Analyses of the fragmentation (due to explosions and collisions) of spacecraft and rocket bodies in low Earth orbit (LEO) have been performed this year at NASA/JSC. The overall goals of this study have been to achieve a better understanding of the results of fragmentations on the orbital debris environment and then to implement this understanding into the breakup model of EVOLVE 4.0. The previous breakup model implemented in EVOLVE 3.0 and other long-term orbital debris environment models was known to be inadequate in two major areas. First, it treated all fragmentational debris as spheres of a density which varied as a function of fragment diameter, where diameter was directly related to mass.

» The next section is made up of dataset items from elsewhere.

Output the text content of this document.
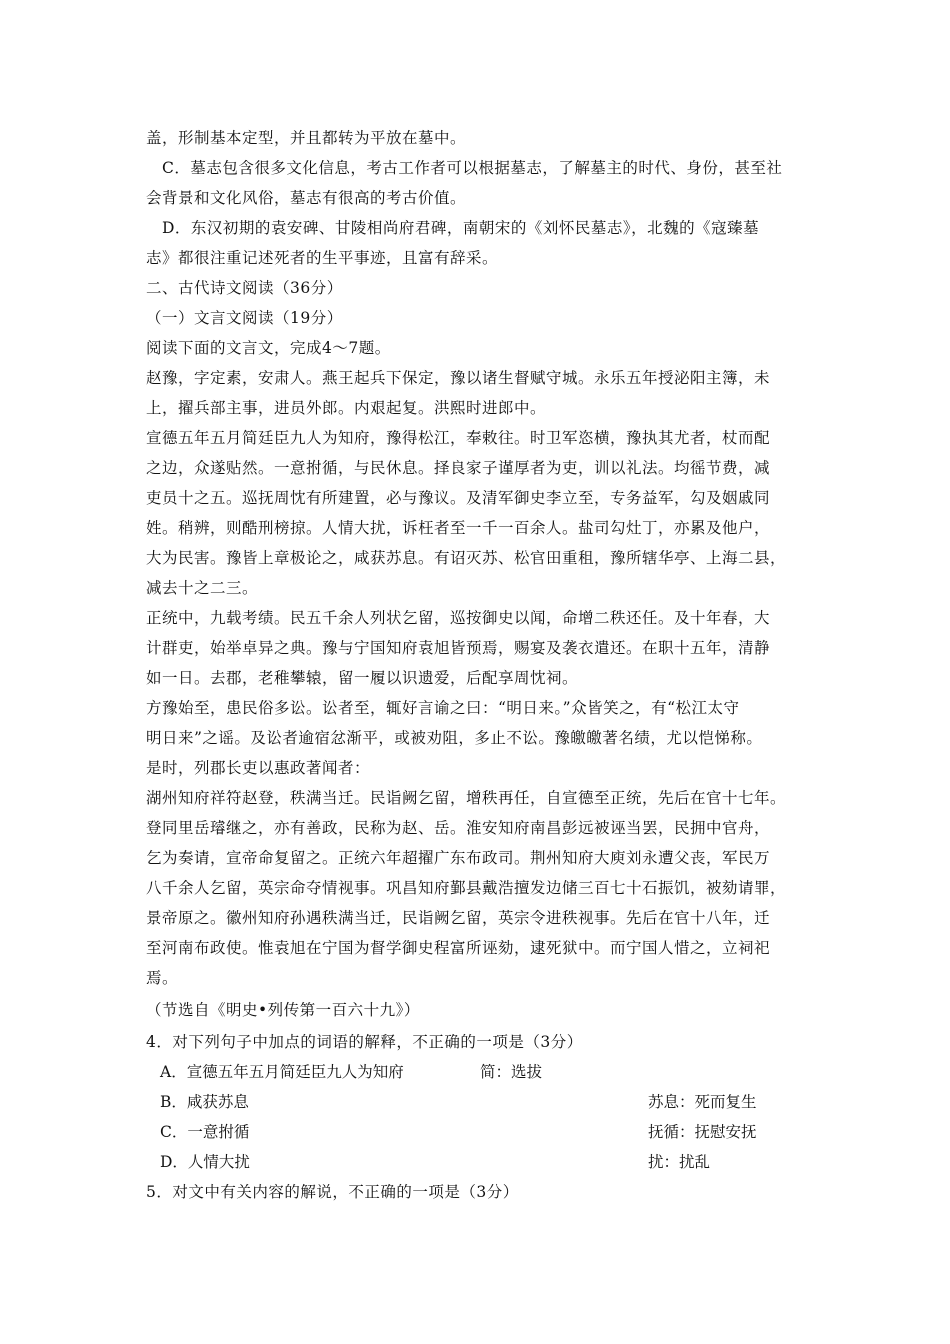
盖，形制基本定型，并且都转为平放在墓中。
C．墓志包含很多文化信息，考古工作者可以根据墓志，了解墓主的时代、身份，甚至社
会背景和文化风俗，墓志有很高的考古价值。
D．东汉初期的袁安碑、甘陵相尚府君碑，南朝宋的《刘怀民墓志》，北魏的《寇臻墓
志》都很注重记述死者的生平事迹，且富有辞采。
二、古代诗文阅读（36分）
（一）文言文阅读（19分）
阅读下面的文言文，完成4～7题。
赵豫，字定素，安肃人。燕王起兵下保定，豫以诸生督赋守城。永乐五年授泌阳主簿，未
上，擢兵部主事，进员外郎。内艰起复。洪熙时进郎中。
宣德五年五月简廷臣九人为知府，豫得松江，奉敕往。时卫军恣横，豫执其尤者，杖而配
之边，众遂贴然。一意拊循，与民休息。择良家子谨厚者为吏，训以礼法。均徭节费，减
吏员十之五。巡抚周忱有所建置，必与豫议。及清军御史李立至，专务益军，勾及姻戚同
姓。稍辨，则酷刑榜掠。人情大扰，诉枉者至一千一百余人。盐司勾灶丁，亦累及他户，
大为民害。豫皆上章极论之，咸获苏息。有诏灭苏、松官田重租，豫所辖华亭、上海二县，
减去十之二三。
正统中，九载考绩。民五千余人列状乞留，巡按御史以闻，命增二秩还任。及十年春，大
计群吏，始举卓异之典。豫与宁国知府袁旭皆预焉，赐宴及袭衣遣还。在职十五年，清静
如一日。去郡，老稚攀辕，留一履以识遗爱，后配享周忱祠。
方豫始至，患民俗多讼。讼者至，辄好言谕之曰：“明日来。”众皆笑之，有“松江太守
明日来”之谣。及讼者逾宿忿渐平，或被劝阻，多止不讼。豫皦皦著名绩，尤以恺悌称。
是时，列郡长吏以惠政著闻者：
湖州知府祥符赵登，秩满当迁。民诣阙乞留，增秩再任，自宣德至正统，先后在官十七年。
登同里岳璿继之，亦有善政，民称为赵、岳。淮安知府南昌彭远被诬当罢，民拥中官舟，
乞为奏请，宣帝命复留之。正统六年超擢广东布政司。荆州知府大庾刘永遭父丧，军民万
八千余人乞留，英宗命夺情视事。巩昌知府鄞县戴浩擅发边储三百七十石振饥，被劾请罪，
景帝原之。徽州知府孙遇秩满当迁，民诣阙乞留，英宗令进秩视事。先后在官十八年，迁
至河南布政使。惟袁旭在宁国为督学御史程富所诬劾，逮死狱中。而宁国人惜之，立祠祀
焉。
（节选自《明史•列传第一百六十九》）
4．对下列句子中加点的词语的解释，不正确的一项是（3分）
A．宣德五年五月简廷臣九人为知府	简：选拔
B．咸获苏息	苏息：死而复生
C．一意拊循	抚循：抚慰安抚
D．人情大扰	扰：扰乱
5．对文中有关内容的解说，不正确的一项是（3分）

Second, it underestimated the generation of fragments smaller than 10-cm in the majority of explosions. Without reliable data from both ground tests and on-orbit breakups, these inadequacies were unavoidable. Recent years, however, have brought additional data and related analyses: results of three ground tests, better on-orbit size and mass estimation techniques, more regular orbital tracking and reporting, additional radar resources dedicated to the observation of small objects, and simply a longer time period with which to observe the debris and their decay. Together these studies and data are applied to the reanalysis of the breakup model. In this paper we compare the new breakup model to the old breakup model in detail, including the size distributions for explosions and collisions, the area-to-mass and impact velocity assignments and distributions, and the delta-velocity distributions. These comparisons demonstrate a significantly better understanding of the fragmentation process as compared to previous versions of EVOLVE.